Twitter to Cut Workforce as Revenue Growth Slows--4th Update
October 27 2016 - 3:03PM
Dow Jones News
By Deepa Seetharaman
Twitter Inc. on Thursday said it would slash 9% of its workforce
and redirect its focus from driving growth to delivering profits,
an about-face following the retreat of several potential acquirer
including Salesforce.com Inc.
The cost-cutting moves, which include shutting down its Vine
video app, come as Twitter reported dwindling revenue growth for
the third quarter and another loss over $100 million. Revenue rose
just 8.2%, compared with over 50% growth in the year-ago
quarter.
The social-media company is cutting around 350 jobs, largely in
its sales, partnerships and marketing organization. Twitter said it
would whittle down its sales channels from three to two and pull
the plug on Vine, the six-second looping-video app acquired in
2012.
Twitter executives said the company has set a goal for next year
of "driving toward" profitability in 2017. The company has posted
quarterly net losses since going public in 2013, though they have
narrowed each quarter this year. In the latest period, the loss
shrank by 22% and beat expectations.
"We're getting more disciplined about how we invest in the
business," Chief Executive Jack Dorsey said during a conference
call with analysts. "We've fully funded our most critical
initiatives."
Twitter's losses ballooned to well over $100 million per quarter
after it went public, largely because of stock awards given to new
hires. As a percentage of revenue, Twitter's stock-compensation
costs totaled about 26%, among the largest for companies with $1
billion or more in annual revenue.
SunTrust Banks Inc. analyst Bob Peck previously said a cut of 8%
would save Twitter as much as $100 million a year.
Twitter's results follow weeks of frenzied reports that the
company was fielding acquisition offers from Salesforce.com, Walt
Disney Co. and Google parent Alphabet Inc. -- only to have them all
walk away earlier this month. Analysts don't expect another round
of takeover interest soon.
During the call, Mr. Dorsey addressed the acquisition interest
by saying the board was focused on maximizing shareholder value and
wouldn't comment further on the deal rumors.

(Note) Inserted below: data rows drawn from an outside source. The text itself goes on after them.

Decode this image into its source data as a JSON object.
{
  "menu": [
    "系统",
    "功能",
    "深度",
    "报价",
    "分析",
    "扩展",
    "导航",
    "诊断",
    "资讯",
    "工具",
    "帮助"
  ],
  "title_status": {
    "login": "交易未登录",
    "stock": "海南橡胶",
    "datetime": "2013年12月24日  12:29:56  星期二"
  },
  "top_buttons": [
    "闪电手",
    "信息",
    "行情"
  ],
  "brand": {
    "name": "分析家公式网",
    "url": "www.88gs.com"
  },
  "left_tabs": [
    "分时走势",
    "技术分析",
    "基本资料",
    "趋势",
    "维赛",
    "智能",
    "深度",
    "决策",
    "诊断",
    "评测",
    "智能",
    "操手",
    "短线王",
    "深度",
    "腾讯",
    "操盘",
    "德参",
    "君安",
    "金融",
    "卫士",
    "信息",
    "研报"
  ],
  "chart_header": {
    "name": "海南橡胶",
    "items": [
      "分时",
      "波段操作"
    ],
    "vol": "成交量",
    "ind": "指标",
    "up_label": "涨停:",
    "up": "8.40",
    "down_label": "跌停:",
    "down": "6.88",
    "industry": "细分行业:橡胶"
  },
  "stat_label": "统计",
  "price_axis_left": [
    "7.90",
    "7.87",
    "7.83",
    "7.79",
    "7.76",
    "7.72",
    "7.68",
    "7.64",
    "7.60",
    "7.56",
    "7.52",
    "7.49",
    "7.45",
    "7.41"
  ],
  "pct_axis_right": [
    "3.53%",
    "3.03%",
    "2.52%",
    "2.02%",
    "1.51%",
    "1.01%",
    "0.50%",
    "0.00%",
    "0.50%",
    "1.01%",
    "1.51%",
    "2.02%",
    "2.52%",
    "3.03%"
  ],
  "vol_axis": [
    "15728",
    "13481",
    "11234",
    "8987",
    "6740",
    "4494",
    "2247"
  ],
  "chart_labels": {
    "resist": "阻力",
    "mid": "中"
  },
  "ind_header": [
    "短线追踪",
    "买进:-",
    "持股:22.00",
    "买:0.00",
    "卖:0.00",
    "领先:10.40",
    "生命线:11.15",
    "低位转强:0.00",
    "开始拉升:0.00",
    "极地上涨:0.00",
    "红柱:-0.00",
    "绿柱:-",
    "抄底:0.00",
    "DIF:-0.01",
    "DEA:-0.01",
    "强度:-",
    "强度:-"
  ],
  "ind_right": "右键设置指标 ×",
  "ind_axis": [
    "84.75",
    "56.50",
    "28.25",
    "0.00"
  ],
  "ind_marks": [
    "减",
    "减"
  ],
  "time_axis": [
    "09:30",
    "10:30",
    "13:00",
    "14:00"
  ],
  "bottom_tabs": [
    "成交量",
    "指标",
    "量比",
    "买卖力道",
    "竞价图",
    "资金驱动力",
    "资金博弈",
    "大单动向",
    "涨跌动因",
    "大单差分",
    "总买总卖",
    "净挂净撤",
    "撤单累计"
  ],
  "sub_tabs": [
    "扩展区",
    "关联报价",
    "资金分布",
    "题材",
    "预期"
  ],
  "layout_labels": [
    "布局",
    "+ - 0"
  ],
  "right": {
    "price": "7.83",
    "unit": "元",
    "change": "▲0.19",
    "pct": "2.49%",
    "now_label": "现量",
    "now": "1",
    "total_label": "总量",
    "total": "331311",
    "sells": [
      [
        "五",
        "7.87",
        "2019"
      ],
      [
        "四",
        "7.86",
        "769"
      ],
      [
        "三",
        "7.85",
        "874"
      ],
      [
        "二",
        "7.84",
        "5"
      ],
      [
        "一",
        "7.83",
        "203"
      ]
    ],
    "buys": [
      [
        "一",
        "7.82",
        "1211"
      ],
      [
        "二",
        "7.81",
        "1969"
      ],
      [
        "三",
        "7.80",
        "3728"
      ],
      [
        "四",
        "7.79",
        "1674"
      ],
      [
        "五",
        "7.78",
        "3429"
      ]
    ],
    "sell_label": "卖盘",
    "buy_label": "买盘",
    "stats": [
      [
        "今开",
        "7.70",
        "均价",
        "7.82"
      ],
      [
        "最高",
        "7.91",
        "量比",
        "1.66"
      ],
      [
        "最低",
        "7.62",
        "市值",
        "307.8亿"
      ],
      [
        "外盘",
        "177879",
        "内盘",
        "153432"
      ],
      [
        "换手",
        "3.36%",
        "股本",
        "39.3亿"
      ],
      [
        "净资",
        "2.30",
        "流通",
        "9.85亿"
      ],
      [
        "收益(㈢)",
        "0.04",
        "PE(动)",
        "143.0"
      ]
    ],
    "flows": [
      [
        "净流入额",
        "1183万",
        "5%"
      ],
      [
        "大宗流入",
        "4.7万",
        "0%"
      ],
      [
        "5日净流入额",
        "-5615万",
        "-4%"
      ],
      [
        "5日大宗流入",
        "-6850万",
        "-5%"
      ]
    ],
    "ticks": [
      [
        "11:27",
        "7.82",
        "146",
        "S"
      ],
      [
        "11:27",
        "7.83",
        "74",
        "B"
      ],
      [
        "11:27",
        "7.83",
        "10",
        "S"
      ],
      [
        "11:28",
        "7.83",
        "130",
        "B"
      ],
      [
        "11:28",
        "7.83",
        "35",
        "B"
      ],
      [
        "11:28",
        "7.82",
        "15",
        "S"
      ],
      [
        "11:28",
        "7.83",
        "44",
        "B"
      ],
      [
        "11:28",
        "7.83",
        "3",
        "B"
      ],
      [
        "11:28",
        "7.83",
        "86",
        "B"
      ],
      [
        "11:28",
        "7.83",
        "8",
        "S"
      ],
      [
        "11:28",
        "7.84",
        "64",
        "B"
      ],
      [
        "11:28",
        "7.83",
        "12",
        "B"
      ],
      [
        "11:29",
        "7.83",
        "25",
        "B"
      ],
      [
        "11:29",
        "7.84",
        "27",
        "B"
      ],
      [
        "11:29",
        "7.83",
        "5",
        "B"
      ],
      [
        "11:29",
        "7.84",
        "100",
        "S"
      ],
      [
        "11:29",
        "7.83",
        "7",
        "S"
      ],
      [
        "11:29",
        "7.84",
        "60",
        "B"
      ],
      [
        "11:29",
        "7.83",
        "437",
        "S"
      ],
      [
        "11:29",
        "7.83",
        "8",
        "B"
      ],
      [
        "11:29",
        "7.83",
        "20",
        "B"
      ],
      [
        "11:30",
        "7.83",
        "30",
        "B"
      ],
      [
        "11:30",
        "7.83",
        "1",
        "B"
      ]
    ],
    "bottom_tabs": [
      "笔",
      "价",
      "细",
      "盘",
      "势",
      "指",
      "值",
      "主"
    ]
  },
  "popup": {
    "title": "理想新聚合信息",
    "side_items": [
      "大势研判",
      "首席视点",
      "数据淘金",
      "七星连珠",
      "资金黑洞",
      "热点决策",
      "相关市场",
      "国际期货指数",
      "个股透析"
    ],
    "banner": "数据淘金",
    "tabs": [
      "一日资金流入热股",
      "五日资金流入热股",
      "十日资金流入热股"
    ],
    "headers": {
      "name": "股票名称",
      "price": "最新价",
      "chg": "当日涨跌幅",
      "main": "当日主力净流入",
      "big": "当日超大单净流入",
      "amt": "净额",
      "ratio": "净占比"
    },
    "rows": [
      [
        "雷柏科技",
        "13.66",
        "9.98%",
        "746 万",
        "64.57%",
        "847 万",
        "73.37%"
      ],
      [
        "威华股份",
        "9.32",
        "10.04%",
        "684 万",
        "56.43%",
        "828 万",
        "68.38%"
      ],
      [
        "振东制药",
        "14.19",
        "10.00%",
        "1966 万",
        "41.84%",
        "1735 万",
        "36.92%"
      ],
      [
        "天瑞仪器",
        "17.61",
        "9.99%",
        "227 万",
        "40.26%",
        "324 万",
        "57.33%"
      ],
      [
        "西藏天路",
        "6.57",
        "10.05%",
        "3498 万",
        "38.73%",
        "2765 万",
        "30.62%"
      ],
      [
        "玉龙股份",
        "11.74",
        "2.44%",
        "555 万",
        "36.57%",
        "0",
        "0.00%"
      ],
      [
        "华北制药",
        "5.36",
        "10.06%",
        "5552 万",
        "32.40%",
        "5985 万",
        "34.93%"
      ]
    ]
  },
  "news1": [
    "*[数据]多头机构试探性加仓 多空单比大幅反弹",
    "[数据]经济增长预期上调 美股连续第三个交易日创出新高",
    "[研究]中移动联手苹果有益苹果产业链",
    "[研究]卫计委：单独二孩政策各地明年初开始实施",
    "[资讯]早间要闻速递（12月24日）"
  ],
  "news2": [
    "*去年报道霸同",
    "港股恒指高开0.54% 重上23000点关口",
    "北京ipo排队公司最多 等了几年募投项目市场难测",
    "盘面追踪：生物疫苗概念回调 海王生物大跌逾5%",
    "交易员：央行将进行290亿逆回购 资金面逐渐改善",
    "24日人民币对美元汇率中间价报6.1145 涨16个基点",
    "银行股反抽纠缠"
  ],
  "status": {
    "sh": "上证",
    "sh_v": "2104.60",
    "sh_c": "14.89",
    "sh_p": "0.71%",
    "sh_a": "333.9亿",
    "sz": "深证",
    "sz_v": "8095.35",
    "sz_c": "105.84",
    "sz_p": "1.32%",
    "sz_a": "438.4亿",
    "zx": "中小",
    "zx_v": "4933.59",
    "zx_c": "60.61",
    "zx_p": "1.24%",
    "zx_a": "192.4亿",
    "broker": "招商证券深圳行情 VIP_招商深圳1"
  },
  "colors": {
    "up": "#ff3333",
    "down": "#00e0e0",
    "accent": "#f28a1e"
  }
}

The lack of a deal puts added pressure on Mr. Dorsey to
reinvigorate revenue and user growth through a series of product
changes and advertising initiatives. Since he took over as
permanent CEO about a year ago, Twitter's user growth has
fluctuated between zero and the third quarter's 1.7%. Twitter added
4 million monthly active users in the latest three months to give
it 317 million.
Twitter's third-quarter revenue gain of 8.2% was its smallest
and marked the ninth straight period of slowing growth. The $615.9
million reported did surpass analysts' expectations of $606
million.
As Twitter's woes continue, bigger rivals like Facebook Inc.
have pulled further ahead while smaller upstarts like Snapchat,
Instagram and Pinterest are quickly gaining ground. Pinterest said
this month it now has 70 million monthly users in the U.S., more
than Twitter's 67 million.
"Twitter has gotten caught up in a conversation about slower
growth and earnings," said Adam Berke, president and chief
marketing officer of AdRoll, which helps advertisers build ad
campaigns on sites including Twitter and Facebook. "Even though
that's often unrelated to the effectiveness of their ad product, it
affects their perception in the market as an interesting
option."
Executives told analysts during the call that it would double
down on its video strategy. Twitter has banked on a push to
live-stream premium content such as National Football League games
and the recent presidential debates. Twitter struck a $10 million
deal with the NFL to broadcast Thursday night games, offering ad
packages of up to $8 million for the season.
In the first seven games under the partnership through last
week, Twitter has attracted an average audience of more than
200,000 viewers. Only two of the 10 Thursday night NFL games it
acquired the rights to stream took place in the third quarter.
More than bringing in new ad-revenue opportunities, Twitter
executives hope its live-streaming content will help broaden its
user base to mainstream users -- namely, those who haven't
understood the purpose of Twitter -- and increase engagement on the
platform as people tweet about the games and shows being
broadcast.
Morgan Stanley analysts project the NFL deal will generate just
$11 million in incremental ad revenue in the fourth quarter.
Twitter said it wouldn't provide a revenue outlook for the
fourth quarter as it digests the effect of its restructuring. The
company expects to incur cash costs of $10 million to $20 million,
as well as stock-based compensation expense of $5 million to $10
million associated with the job cuts, with most of the related
charges coming in the fourth quarter.
Write to Deepa Seetharaman at Deepa.Seetharaman@wsj.com
(END) Dow Jones Newswires
October 27, 2016 14:48 ET (18:48 GMT)
Copyright (c) 2016 Dow Jones & Company, Inc.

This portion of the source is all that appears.